Crítica: A Esposa (2017) – Victor Mendonça

Victor Mendonça, em 22/02/2019

 

A Esposa” é um filme sobre o machismo nas relações conjugais e no mercado literário. Afinal, na época em que parte do longa-metragem se passa, o poder desta área estava diretamente ligado aos homens, sejam eles escritores, editores ou críticos. Apesar de contar com direção e roteiro burocráticos e superficiais, o moderado sucesso que a obra consegue atingir artisticamente se deve a Glenn Close. A performance da atriz consegue extrair, às vezes simplesmente com um simples olhar, uma série de sentimentos que nem sempre estão mostrados explicitamente no filme, levando a protagonista a um alto nível de complexidade.

 

Joan Castleman (Glenn Close) é casada com um homem controlador e que não sabe como cuidar de si mesmo ou de outra pessoa. Ele é um escritor e está prestes a receber um Prêmio Nobel de literatura. Joan, que passou 40 anos ignorando seus talentos literários para valorizar a carreira do marido, decide abandoná-lo.

 

Close, que já foi indicada várias vezes ao Oscar e finalmente é a favorita para levar a estatueta devido a este longa-metragem, confere uma postura séria e crítica a Joan.
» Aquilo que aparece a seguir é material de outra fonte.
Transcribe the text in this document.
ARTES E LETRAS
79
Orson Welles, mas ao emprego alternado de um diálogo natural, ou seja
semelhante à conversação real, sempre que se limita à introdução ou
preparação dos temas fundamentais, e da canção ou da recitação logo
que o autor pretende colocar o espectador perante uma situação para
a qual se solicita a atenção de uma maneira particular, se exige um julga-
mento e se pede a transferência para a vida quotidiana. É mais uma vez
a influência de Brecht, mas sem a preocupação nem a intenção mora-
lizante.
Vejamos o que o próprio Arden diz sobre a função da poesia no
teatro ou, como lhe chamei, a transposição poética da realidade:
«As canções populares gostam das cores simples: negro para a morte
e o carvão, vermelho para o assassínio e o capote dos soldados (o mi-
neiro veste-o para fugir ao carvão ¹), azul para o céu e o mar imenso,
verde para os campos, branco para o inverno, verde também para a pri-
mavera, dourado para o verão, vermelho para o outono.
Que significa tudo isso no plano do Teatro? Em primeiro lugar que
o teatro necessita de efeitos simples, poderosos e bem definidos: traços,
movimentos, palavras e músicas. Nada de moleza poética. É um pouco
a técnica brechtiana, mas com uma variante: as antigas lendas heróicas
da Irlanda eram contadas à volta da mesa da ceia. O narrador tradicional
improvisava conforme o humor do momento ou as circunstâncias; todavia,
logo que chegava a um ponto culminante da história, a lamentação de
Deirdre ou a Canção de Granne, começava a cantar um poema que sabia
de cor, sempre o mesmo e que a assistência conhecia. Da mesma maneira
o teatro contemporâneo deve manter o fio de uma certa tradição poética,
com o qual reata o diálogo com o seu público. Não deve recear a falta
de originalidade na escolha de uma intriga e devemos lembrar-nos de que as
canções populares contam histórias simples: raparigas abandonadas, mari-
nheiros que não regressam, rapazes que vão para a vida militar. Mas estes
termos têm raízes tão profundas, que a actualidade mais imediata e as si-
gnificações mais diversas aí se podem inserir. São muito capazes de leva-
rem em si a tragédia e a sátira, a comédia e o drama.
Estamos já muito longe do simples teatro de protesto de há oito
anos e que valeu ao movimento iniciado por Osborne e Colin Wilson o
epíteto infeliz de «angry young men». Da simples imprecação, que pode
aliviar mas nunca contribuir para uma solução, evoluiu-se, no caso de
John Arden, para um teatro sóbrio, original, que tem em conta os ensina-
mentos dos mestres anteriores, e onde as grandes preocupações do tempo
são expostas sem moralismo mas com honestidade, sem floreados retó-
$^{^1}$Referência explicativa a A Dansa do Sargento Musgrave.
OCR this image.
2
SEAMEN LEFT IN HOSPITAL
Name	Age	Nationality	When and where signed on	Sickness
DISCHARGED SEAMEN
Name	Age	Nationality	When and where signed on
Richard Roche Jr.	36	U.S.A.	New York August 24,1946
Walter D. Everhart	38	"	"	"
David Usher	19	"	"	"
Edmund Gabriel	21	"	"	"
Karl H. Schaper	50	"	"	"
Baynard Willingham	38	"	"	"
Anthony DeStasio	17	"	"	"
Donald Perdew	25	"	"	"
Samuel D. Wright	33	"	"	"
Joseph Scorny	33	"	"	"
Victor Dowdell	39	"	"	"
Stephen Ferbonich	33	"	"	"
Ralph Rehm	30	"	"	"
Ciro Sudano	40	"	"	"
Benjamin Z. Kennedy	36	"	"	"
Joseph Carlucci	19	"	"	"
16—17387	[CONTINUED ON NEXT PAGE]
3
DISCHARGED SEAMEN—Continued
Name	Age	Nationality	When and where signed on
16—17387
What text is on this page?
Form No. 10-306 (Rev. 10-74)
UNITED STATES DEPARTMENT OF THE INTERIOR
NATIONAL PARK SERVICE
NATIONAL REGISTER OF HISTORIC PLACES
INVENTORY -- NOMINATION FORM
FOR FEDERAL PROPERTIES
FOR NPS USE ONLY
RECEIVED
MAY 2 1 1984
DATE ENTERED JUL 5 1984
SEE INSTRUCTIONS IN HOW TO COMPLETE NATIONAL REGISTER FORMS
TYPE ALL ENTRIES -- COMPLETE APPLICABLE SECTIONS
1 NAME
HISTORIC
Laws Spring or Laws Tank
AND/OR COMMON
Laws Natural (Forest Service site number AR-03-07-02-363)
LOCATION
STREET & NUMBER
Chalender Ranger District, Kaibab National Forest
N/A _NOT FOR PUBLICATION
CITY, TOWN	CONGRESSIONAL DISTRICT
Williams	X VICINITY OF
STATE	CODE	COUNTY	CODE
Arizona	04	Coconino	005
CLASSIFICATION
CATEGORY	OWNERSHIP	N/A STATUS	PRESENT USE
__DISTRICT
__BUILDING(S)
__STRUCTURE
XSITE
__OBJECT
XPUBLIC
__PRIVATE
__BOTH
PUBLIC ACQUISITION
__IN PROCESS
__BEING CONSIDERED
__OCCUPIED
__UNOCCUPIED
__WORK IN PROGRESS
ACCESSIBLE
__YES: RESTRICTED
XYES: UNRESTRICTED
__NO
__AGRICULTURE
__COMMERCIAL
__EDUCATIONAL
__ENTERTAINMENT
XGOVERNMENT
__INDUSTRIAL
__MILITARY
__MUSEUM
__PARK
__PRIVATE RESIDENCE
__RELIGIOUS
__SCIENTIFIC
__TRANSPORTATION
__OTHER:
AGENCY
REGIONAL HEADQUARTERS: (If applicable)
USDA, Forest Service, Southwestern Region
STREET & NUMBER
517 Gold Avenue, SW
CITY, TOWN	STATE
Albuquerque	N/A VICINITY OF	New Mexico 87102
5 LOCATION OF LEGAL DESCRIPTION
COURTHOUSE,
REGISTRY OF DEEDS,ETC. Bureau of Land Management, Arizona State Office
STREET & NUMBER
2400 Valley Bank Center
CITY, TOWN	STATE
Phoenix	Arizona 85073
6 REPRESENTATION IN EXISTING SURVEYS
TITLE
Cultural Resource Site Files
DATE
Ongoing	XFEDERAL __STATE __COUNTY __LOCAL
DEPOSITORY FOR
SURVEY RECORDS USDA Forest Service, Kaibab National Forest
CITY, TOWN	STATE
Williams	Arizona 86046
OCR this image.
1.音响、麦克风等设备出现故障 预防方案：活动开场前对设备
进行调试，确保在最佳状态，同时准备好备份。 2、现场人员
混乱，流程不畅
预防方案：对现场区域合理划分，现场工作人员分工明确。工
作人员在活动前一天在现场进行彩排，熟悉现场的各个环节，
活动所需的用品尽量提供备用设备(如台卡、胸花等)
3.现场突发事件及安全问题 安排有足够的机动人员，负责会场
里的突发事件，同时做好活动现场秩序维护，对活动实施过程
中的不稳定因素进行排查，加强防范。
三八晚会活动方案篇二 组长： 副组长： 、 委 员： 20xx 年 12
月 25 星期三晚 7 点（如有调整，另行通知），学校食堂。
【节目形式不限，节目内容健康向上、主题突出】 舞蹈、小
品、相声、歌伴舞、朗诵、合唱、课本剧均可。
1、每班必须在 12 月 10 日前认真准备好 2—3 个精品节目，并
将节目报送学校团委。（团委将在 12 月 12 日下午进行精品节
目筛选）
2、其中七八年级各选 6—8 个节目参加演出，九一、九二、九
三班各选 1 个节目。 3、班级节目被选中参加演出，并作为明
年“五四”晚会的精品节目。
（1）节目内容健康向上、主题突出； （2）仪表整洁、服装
O que não significa que a personagem, mesmo com personalidade forte, não sofra de uma submissão que fica evidente desde os primeiros momentos do filme.

 

Sem jamais recorrer ao overacting, Close é poderosa ao encarnar uma mulher que é relegada ao segundo plano de esposa, vivendo à sombra do marido para inflar o ego dele e manter sua boa imagem junto ao público, mas que tem força o suficiente para peitá-lo, embora estes embates jamais saiam da esfera da intimidade do casal.

 

Jonathan Pryce constrói o marido Joe como um homem narcisista e pouco empático no que tange à família. Ele chega a ser abusivo ao tentar manipular os sentimentos da esposa e ao querer fazê-la crer que ela jamais terá sucesso sem ser como a cônjuge dele, já que o filme revela uma surpresa que mostra que a dependência da relação profissional entre eles era muito mais aprofundada do que imagina-se à principio.

 

Close novamente é eficaz ao colocar Joan como uma senhora que, apesar das frustrações muito bem dissimuladas, não quer ser vista como vítima, e em diversos momentos demonstra ter discenimento para perceber como é relação dela com o marido. Joan, em várias passagens, chega a “peitar” o esposo, que aparece como um porco chauvinista, tentando manter o controle da esposa e não deixando que ela faça o mesmo com ele.

 

É uma pena, portanto, que assim como o bom “Poderia me Perdoar?“, “A Esposa” jamais escape das limitações de ser apenas um veículo para a atriz. O filme tem sérios problemas de ritmo e não se aprofunda nos dilemas éticos e morais da narrativa. Assim, perde-se a oportunidade de criar obra mais convincente.